Massoud Hossaini—AFP

Finding conspiracies in Pakistan and Afghanistan

Former Afghan president Hamid Karzai has once again returned to the limelight, this time claiming the U.S. has links with the Islamic State militant group and is supplying weapons to it. On Oct. 10, he said: “The U.S. Army helicopters are used to provide assistance to I.S. terrorists.” This isn’t the first time he has alleged this. In April, he derided the militants as a “tool” of America. Needless to say, it has media abuzz in Pakistan, which the U.S. often accuses of playing a double game, i.e., pretending to fight terrorism while sheltering militants that terrorize populations across the Durand Line.

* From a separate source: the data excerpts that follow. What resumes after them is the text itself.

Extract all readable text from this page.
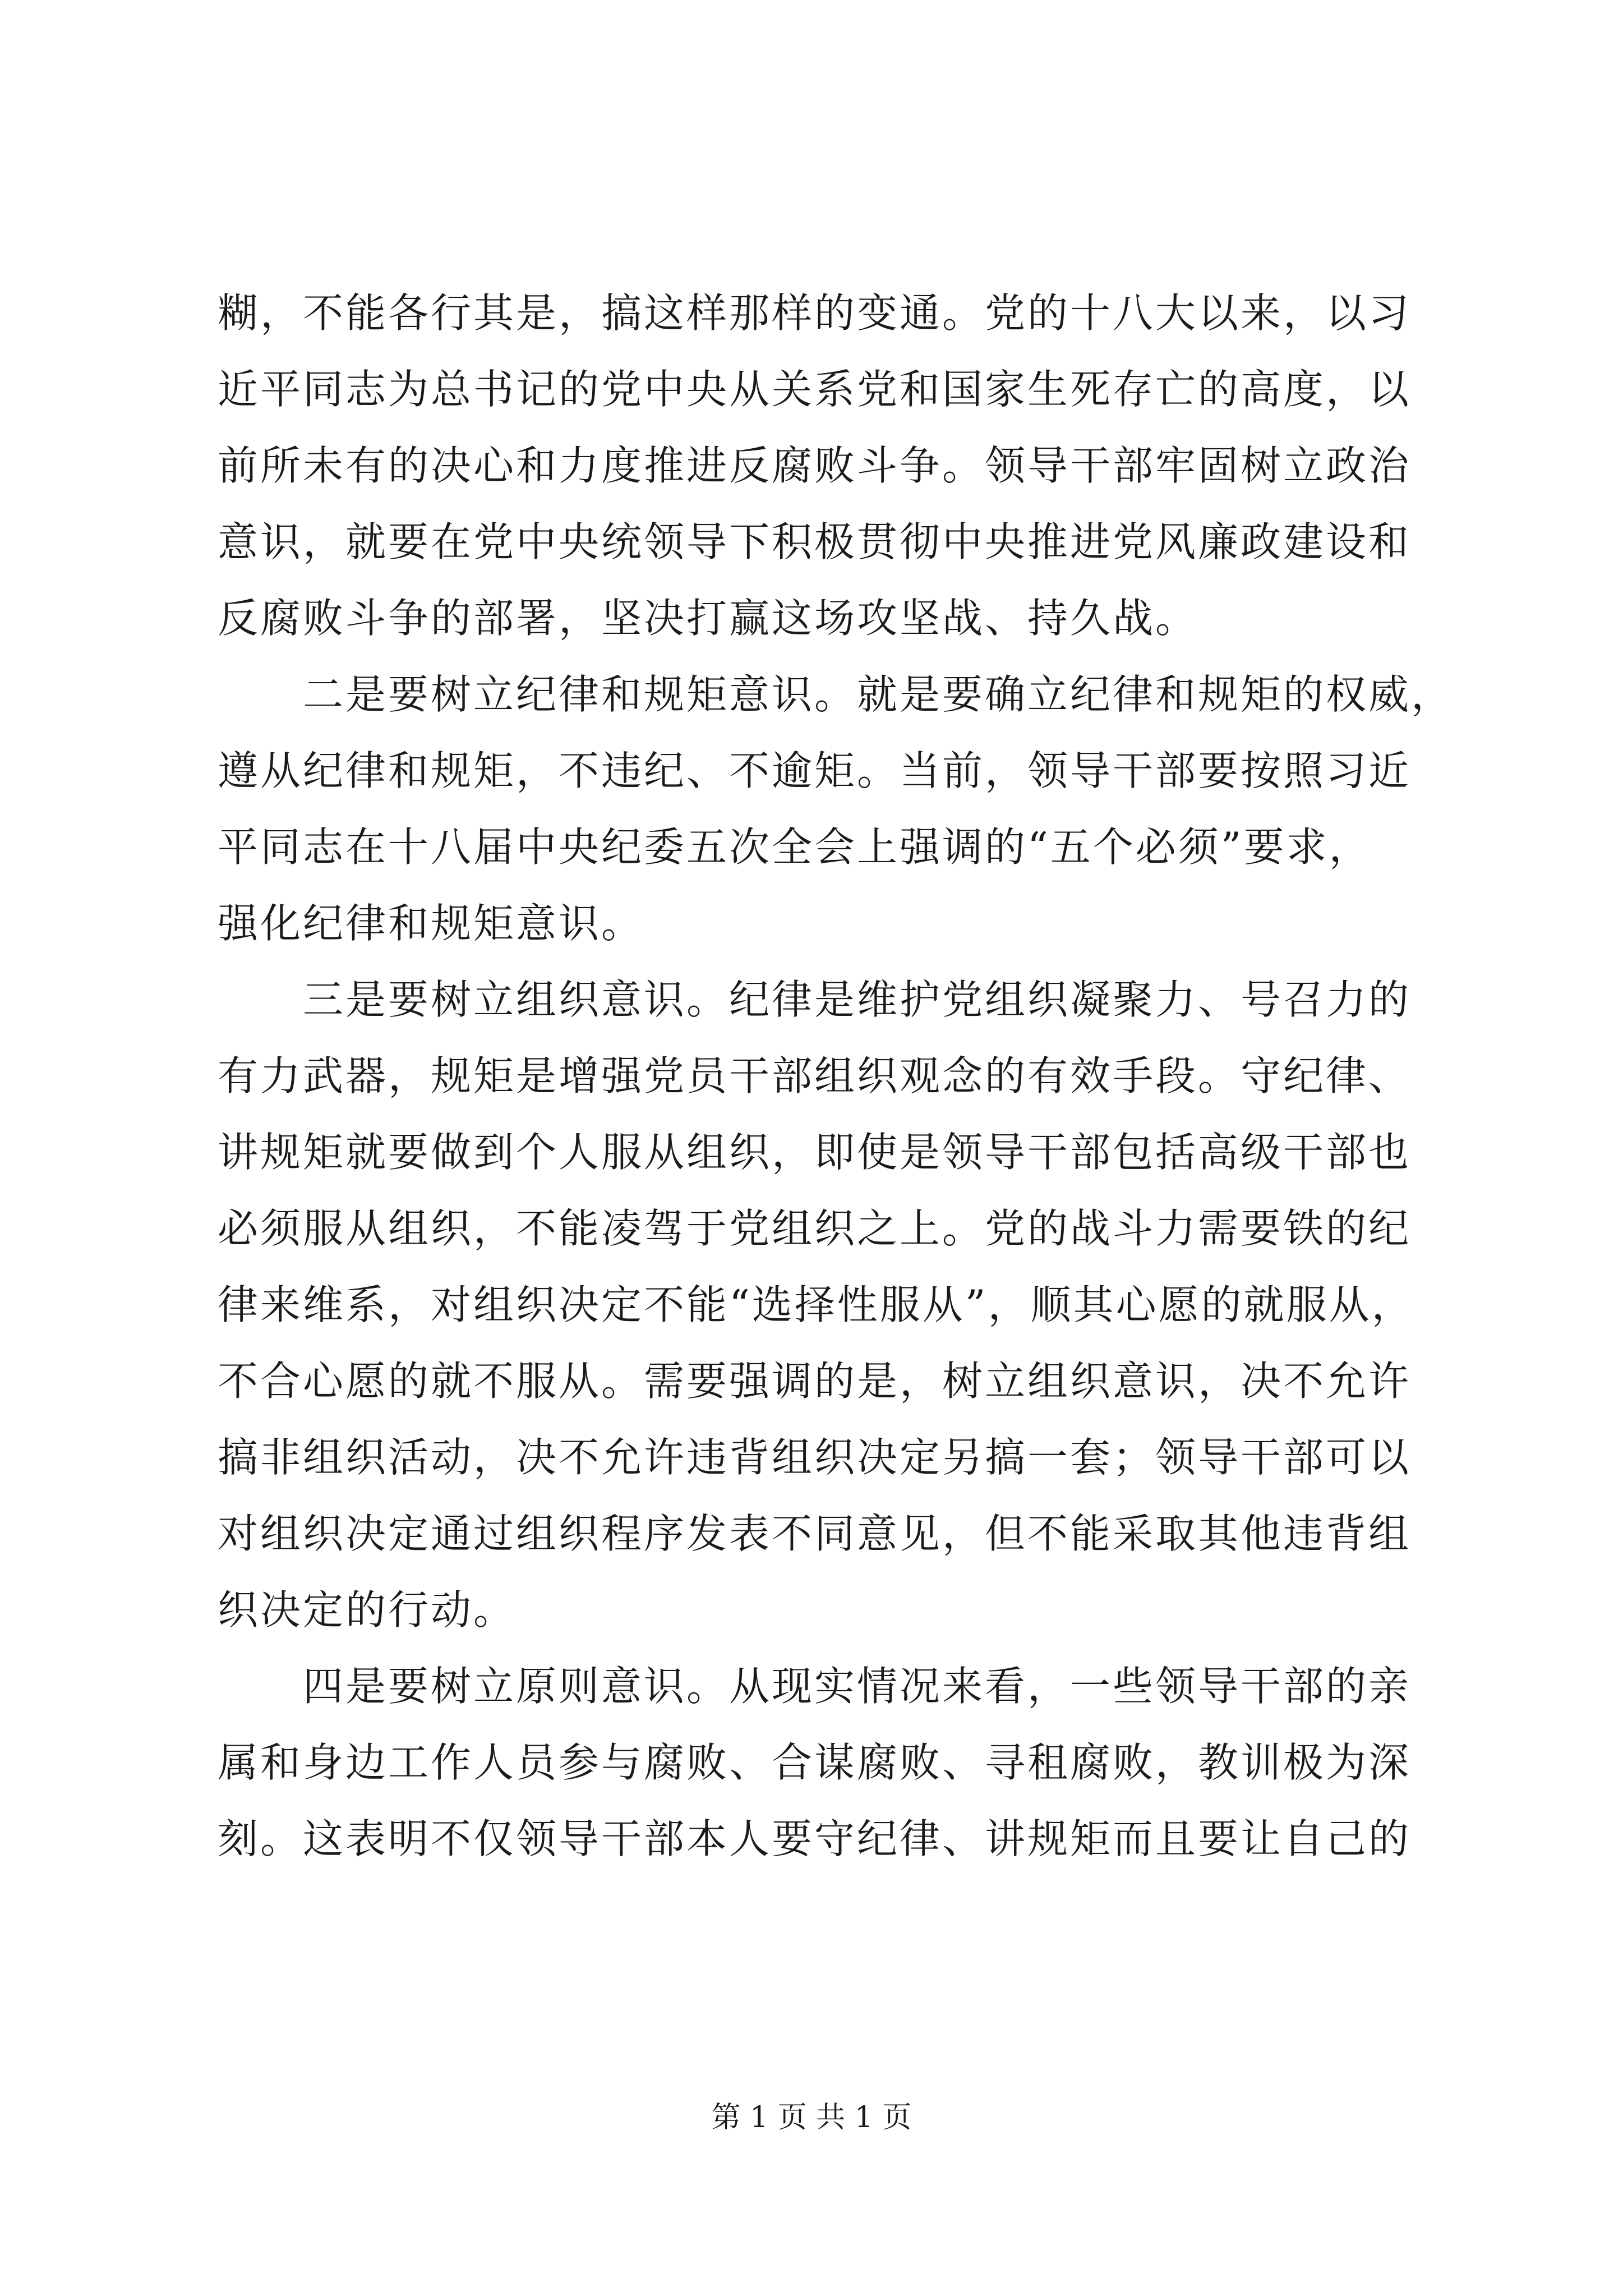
糊，不能各行其是，搞这样那样的变通。党的十八大以来，以习
近平同志为总书记的党中央从关系党和国家生死存亡的高度，以
前所未有的决心和力度推进反腐败斗争。领导干部牢固树立政治
意识，就要在党中央统领导下积极贯彻中央推进党风廉政建设和
反腐败斗争的部署，坚决打赢这场攻坚战、持久战。
二是要树立纪律和规矩意识。就是要确立纪律和规矩的权威，
遵从纪律和规矩，不违纪、不逾矩。当前，领导干部要按照习近
平同志在十八届中央纪委五次全会上强调的“五个必须”要求，
强化纪律和规矩意识。
三是要树立组织意识。纪律是维护党组织凝聚力、号召力的
有力武器，规矩是增强党员干部组织观念的有效手段。守纪律、
讲规矩就要做到个人服从组织，即使是领导干部包括高级干部也
必须服从组织，不能凌驾于党组织之上。党的战斗力需要铁的纪
律来维系，对组织决定不能“选择性服从”，顺其心愿的就服从，
不合心愿的就不服从。需要强调的是，树立组织意识，决不允许
搞非组织活动，决不允许违背组织决定另搞一套；领导干部可以
对组织决定通过组织程序发表不同意见，但不能采取其他违背组
织决定的行动。
四是要树立原则意识。从现实情况来看，一些领导干部的亲
属和身边工作人员参与腐败、合谋腐败、寻租腐败，教训极为深
刻。这表明不仅领导干部本人要守纪律、讲规矩而且要让自己的
第 1 页 共 1 页
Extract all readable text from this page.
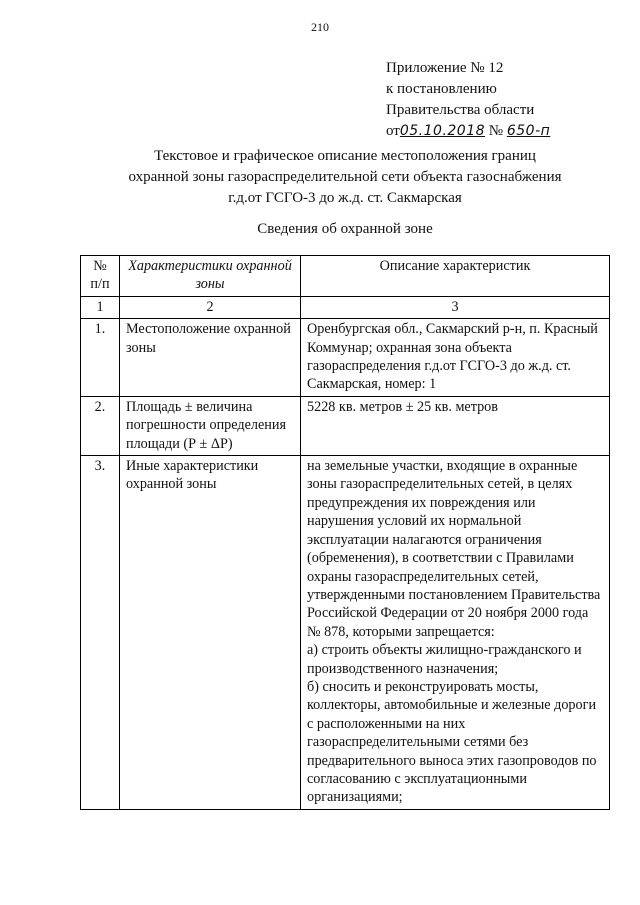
210
Приложение № 12
к постановлению
Правительства области
от05.10.2018 № 650-п
Текстовое и графическое описание местоположения границ
охранной зоны газораспределительной сети объекта газоснабжения
г.д.от ГСГО-3 до ж.д. ст. Сакмарская
Сведения об охранной зоне
№ п/п	Характеристики охранной зоны	Описание характеристик
1	2	3
1.	Местоположение охранной зоны	Оренбургская обл., Сакмарский р-н, п. Красный Коммунар; охранная зона объекта газораспределения г.д.от ГСГО-3 до ж.д. ст. Сакмарская, номер: 1
2.	Площадь ± величина погрешности определения площади (Р ± ΔР)	5228 кв. метров ± 25 кв. метров
3.	Иные характеристики охранной зоны	на земельные участки, входящие в охранные зоны газораспределительных сетей, в целях предупреждения их повреждения или нарушения условий их нормальной эксплуатации налагаются ограничения (обременения), в соответствии с Правилами охраны газораспределительных сетей, утвержденными постановлением Правительства Российской Федерации от 20 ноября 2000 года № 878, которыми запрещается:
а) строить объекты жилищно-гражданского и производственного назначения;
б) сносить и реконструировать мосты, коллекторы, автомобильные и железные дороги с расположенными на них газораспределительными сетями без предварительного выноса этих газопроводов по согласованию с эксплуатационными организациями;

I.S. has inspired attacks within Pakistan by radicalizing youth to its code of savagery in the name of Islam. Both boys and girls have gone to Syria to train for this “jihad,” owing partly to the copious funding I.S. appears to posses. While recent reports have noted that this money is drying up, I.S. has in the past relied on revenue from oil wells in territory under its control—brought to market by dubious middlemen of the global oil trade. America, meanwhile, has seemed double-minded about I.S. because of its polarity of conflict with Russia, which targets I.S. and defends Syria’s embattled Asad regime. In Afghanistan, too, this polarity has developed in recent times as news of Russia backing the Afghan Taliban has been confirmed in many quarters.

America’s backing of I.S. kills many birds with one stone. This double game opposes Russia and Iran in Iraq-Syria, and opposes Russia and Pakistan eastward. Pakistan has been steadily accused of playing the double game with America by providing safe haven to the Haqqani Network aligned with the Afghan Taliban. In a 2009 interview given to a London-based Arab journal Asharq Al-Awsat, former chief of the Inter-Services Intelligence (ISI) General Hamid Gul had boasted that he had “sent his two sons to jihad along with the Afghan jihadi leader Jalaluddin Haqqani.”

There are other double games in the region to consider: President Ashraf Ghani of Afghanistan has welcomed Hamid Gul’s favored warlord Hekmatyar to Kabul, copying Iran’s earlier double game when it kept Hekmatyar in Tehran and allowed safe passage to the greatest Shia-killer of all, Al Qaeda’s Musab al-Zarqawi, from Pakistan to Iraq. All these double games, however, have recoiled on the players so far.